2
votes

I'm looking to set up a proper deployment pipeline for our Dataflow jobs, allowing Continuous Delivery and QA testing of specific versions of our jobs.

In order to do this I'm looking to "build" the jobs into artifacts that can be referenced and executed in different places. I've been looking into Dataflow Templates in order to do this, but it seems like a template has to be built for a specific GCP project, meaning that I can't share the artifacts between my staging and production projects.

Is there a better way to accomplish what I'm trying to do? What do people generally do in order to enforce a predictable deployment pipeline?

1

1 Answers

3
votes

When you create a job based on a template you can override the project. Here is an example in Go.

package main

import (
    "context"
    "fmt"
    "log"

    "golang.org/x/oauth2/google"
    "google.golang.org/api/dataflow/v1b3"
)

func main() {
    ctx := context.Background()
    projectID := "PROJECT"
    bucket := "gs://BUCKET/"
    input := "gs://dataflow-samples/shakespeare/kinglear.txt"
    output := bucket + "shakespeare"
    temp := bucket + "temp"
    template := "gs://dataflow-templates/wordcount/template_file"

    client, err := google.DefaultClient(ctx, "https://www.googleapis.com/auth/cloud-platform")

    if err != nil {
        log.Fatal(err)
    }

    dataflowService, err := dataflow.New(client)
    if err != nil {
        log.Fatal(err)
    }
    templateService := dataflow.NewProjectsTemplatesService(dataflowService)
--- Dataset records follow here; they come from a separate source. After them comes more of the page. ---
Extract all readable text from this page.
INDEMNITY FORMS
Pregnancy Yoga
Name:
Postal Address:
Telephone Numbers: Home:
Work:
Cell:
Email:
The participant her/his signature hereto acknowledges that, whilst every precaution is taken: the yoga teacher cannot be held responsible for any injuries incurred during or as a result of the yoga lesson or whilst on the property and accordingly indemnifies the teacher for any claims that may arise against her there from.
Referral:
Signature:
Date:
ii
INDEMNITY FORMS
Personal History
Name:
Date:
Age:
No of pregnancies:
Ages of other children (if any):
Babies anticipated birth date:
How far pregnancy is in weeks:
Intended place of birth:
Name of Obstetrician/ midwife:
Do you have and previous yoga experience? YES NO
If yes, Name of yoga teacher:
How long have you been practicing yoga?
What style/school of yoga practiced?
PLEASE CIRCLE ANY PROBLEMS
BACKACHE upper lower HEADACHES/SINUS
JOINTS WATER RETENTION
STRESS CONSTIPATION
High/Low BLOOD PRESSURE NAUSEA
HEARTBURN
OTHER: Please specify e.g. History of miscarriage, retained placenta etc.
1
    mapP := map[string]string{"inputFile": input, "output": output}

    env := dataflow.RuntimeEnvironment{TempLocation: temp}
    r := dataflow.CreateJobFromTemplateRequest{GcsPath: template, Parameters: mapP, Environment: &env}

    resp, err := templateService.Create(projectID, &r).Do()
    if err != nil {
        log.Fatal(err)
    }

    fmt.Printf("Job URL: https://console.cloud.google.com/dataflow/job/%s?project=%s\n", resp.Id, resp.ProjectId)
}